16th Feb 2018
It is with great sadness that the management of Annecy International Film Festival have learned of the death of Inni Karine Melbye, who was a passionate animation artist and dedicated supporter of the Festival for many years.
She described herself in these words:
"Inni Karine Melbye. I was born in the year of Snow White, in Oslo, Norway and of course the first animated film I admired was "Snow White and the Seven Dwarfs". I was educated in Copenhagen, Denmark in Graphic Art and Design. My first job was with Norwegian Television, NRK, where I worked in the first TV graphic design unit, back in 1963. I studied engraving and etching for two years at Atelier 17 in Paris, as well as at the Sorbonne, where I learned to cope with French language and culture, I became a – Francophile – for life.
I came to Canada in 1966, where I was a designer in the graphic arts section at The Canadian Broadcasting Corporation, Montreal for eleven years. It was a great inspiration for me to be educated in animation for television by Hubert Tison, who directed the design section for Animated spots and interludes for the Canadian Broadcasting Corporation in the seventies. 1970 marked a turning point for my interest animation. I saw the Beatles production "Yellow Submarine" and realized that animation would become my cup of tea!

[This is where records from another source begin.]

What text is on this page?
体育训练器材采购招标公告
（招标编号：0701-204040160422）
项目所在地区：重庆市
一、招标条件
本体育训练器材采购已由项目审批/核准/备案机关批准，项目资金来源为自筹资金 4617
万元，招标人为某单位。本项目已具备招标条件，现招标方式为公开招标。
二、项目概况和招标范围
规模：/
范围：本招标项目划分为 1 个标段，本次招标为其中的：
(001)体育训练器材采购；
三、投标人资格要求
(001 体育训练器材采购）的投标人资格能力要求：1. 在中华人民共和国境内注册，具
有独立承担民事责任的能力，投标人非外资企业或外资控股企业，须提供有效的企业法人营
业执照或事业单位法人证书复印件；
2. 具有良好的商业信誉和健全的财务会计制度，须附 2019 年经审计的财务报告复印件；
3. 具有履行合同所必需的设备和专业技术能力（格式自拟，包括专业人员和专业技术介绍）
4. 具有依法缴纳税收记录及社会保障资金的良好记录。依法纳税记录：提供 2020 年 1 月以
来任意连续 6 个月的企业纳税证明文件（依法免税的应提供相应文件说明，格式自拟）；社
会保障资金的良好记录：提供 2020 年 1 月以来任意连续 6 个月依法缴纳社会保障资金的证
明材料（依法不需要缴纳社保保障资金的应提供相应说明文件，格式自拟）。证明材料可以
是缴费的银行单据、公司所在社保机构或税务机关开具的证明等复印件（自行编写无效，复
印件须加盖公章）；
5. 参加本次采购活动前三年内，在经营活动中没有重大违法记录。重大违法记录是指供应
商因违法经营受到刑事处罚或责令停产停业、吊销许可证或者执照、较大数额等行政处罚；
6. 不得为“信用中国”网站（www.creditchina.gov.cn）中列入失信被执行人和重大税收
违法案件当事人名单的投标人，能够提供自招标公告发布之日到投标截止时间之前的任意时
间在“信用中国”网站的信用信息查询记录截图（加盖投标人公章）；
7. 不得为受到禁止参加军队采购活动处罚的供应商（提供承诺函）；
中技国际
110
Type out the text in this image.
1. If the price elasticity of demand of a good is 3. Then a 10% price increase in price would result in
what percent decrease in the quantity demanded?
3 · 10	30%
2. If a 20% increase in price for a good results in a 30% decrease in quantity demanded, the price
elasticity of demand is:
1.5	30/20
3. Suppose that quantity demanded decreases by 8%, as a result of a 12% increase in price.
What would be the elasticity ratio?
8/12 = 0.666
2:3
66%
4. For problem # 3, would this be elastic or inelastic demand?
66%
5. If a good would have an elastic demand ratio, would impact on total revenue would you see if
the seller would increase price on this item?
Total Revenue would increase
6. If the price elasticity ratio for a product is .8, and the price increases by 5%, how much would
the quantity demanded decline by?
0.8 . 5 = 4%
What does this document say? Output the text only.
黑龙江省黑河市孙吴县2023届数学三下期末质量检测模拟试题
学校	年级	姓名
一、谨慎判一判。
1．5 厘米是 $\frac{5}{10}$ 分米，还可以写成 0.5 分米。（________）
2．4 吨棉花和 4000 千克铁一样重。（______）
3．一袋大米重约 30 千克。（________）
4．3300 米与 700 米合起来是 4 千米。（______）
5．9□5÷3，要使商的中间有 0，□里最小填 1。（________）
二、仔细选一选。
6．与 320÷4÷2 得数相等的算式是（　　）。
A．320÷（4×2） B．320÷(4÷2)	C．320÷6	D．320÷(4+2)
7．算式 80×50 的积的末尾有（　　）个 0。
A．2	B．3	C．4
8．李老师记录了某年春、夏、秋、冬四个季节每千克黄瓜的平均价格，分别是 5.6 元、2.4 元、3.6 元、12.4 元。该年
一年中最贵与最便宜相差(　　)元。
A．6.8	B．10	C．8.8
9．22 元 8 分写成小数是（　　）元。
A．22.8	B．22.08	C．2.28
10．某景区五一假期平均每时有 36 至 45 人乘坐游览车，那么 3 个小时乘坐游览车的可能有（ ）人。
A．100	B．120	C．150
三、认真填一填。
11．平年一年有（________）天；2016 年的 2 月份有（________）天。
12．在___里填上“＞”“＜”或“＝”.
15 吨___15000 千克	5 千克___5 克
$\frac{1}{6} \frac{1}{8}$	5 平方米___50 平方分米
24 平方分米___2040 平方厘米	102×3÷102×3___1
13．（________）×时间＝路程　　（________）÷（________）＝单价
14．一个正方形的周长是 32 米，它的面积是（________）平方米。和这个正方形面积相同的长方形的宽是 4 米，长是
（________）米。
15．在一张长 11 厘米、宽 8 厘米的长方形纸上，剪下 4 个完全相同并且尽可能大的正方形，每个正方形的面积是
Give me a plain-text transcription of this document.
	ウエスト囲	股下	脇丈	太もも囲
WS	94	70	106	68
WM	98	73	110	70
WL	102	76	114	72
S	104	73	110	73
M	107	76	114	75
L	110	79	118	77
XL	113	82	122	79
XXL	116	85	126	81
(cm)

At the Annecy Film Festival in 1975, I was asked by John Halas to join the Asifa Board. It was Woman’s Year and as a result I became the second woman to enter this exclusive men’s Club of animation. In 1976, Asifa-Canada brought for the first time, the international world of animation to Canada. It was a fantastic festival attracting prominent guests such as Alexandre Alexeieff, Lotte Reiniger, Norman McLaren to our very first Asifa workshop in North-America.
I came back to Europe and became a post-graduate student at the London School of Art and Design. The animation department was directed by a master in British animation, Bob Privett. I was invited to Atelier aaa in Annecy, to participate in a workshop directed by Nicole Salomon. This was my very first experience in teaching filmmaking to children. The experience encouraged me to organize film-workshops in Scandinavian countries. In Odense one hundred children participated in the making of moving fantasy.
During the last few years as a freelance designer and filmmaker, I have worked in France on Michel Ocelot’s film production "Ciné Si". I really appreciate the cooperation involved on account of its quality and craftmanship. I have designed and directed one film and a series of animated interludes for television in Scandinavia. In my opinion the art of animation has two main pillars: passion and patience."